De nuevo nos agarramos al monocultivo del turismo como única solución, como recurso de urgencia para aliviar todos los males. Es la luz al final del túnel, la única escapatoria a una realidad límite en la que ya no salen las cuentas. Una suerte de «ahora o nunca» que nos asfixia tanto como la marcarilla una tarde de verano. Sin embargo, la solución no es eterna ni garantista. La competencia es feroz, ya lo era antes de la pandemia, y tampoco hemos sabido reinventarnos en este tiempo de parálisis e incertidumbre para diferenciarnos y levantarnos con más brío.

La imagen de ayer en Fitur era la de cada año, pero esta vez sin poder disimular la desesperación. Sonrisas forzadas, gestos torcidos y un lamento por invitación. Mala estrategia de marketing ir a Madrid de rodillas y boqueando. Y es que desde hace tiempo se viene confundiendo turismo con construcción. No por crear más camas o renovar las que han quedado inservibles se capta a más turistas. Mercados emergentes, con más inversión o más baratos pueden mejorar una oferta madura y limitada al sol como la de Canarias.

Es obvio que ningún destino turístico ha sido programado o planificado para hacerse obsoleto. Sin embargo, la falta de planificación, la poca capacidad de reacción e innovación, sumada a los errores pasados de gestión, condenan a la decrepitud. Para evitar ese extremo se requiere del esfuerzo mancomunado de todos los agentes que componen el negocio turístico para apostar por una visión común, un modelo de desarrollo y, sobre todo una gestión que reconduzca e impulse destino.

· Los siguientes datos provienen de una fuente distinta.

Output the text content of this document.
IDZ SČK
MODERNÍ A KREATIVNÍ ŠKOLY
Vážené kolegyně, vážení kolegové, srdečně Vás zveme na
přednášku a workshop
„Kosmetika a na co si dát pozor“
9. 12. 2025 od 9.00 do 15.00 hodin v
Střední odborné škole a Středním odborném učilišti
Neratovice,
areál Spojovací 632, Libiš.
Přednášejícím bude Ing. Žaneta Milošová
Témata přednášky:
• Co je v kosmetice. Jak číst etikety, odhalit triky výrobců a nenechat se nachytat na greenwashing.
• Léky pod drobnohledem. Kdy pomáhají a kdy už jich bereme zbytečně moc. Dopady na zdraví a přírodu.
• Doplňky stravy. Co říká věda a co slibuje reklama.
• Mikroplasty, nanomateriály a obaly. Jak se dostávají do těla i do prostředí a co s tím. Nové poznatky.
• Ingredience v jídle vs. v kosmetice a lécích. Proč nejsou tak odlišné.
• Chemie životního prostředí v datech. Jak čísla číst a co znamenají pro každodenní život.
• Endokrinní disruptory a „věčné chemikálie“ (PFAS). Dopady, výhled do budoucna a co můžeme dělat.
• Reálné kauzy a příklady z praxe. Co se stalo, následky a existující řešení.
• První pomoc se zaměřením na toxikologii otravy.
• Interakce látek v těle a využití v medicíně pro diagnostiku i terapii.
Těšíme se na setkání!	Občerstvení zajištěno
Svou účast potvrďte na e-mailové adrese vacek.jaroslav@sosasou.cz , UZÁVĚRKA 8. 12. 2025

Ahora también, y más que nunca, el turismo sigue siendo la tabla de salvación para un archipiélago que ha descuidado otros sectores económicos. De ahí la alta dependencia de ciudadanos que han perdido su empleo o están en el limbo de los ERTE porque, directa o indirectamente, su trabajo está relacionado con la oferta turística. Profesionales de la restauración y hostelería, camareros, recepcionistas, cocineros, guías turísticos, vendedores en tiendas de ropa y souvenirs, taxistas, carpinteros o albañiles...

La creación de más mamotretos y playas artificiales, en convivencia con hoteles, apartamentos y centros comerciales setenteros y zonas turísticas deterioradas ponen en serias dificultades a un destino que no se ha sabido reinventar para captar un turismo de calidad, que gaste en nuestros comercios y se lleve buenos recuerdos deseando volver. Fitur volvió a ser el espejo de nuestra decadencia.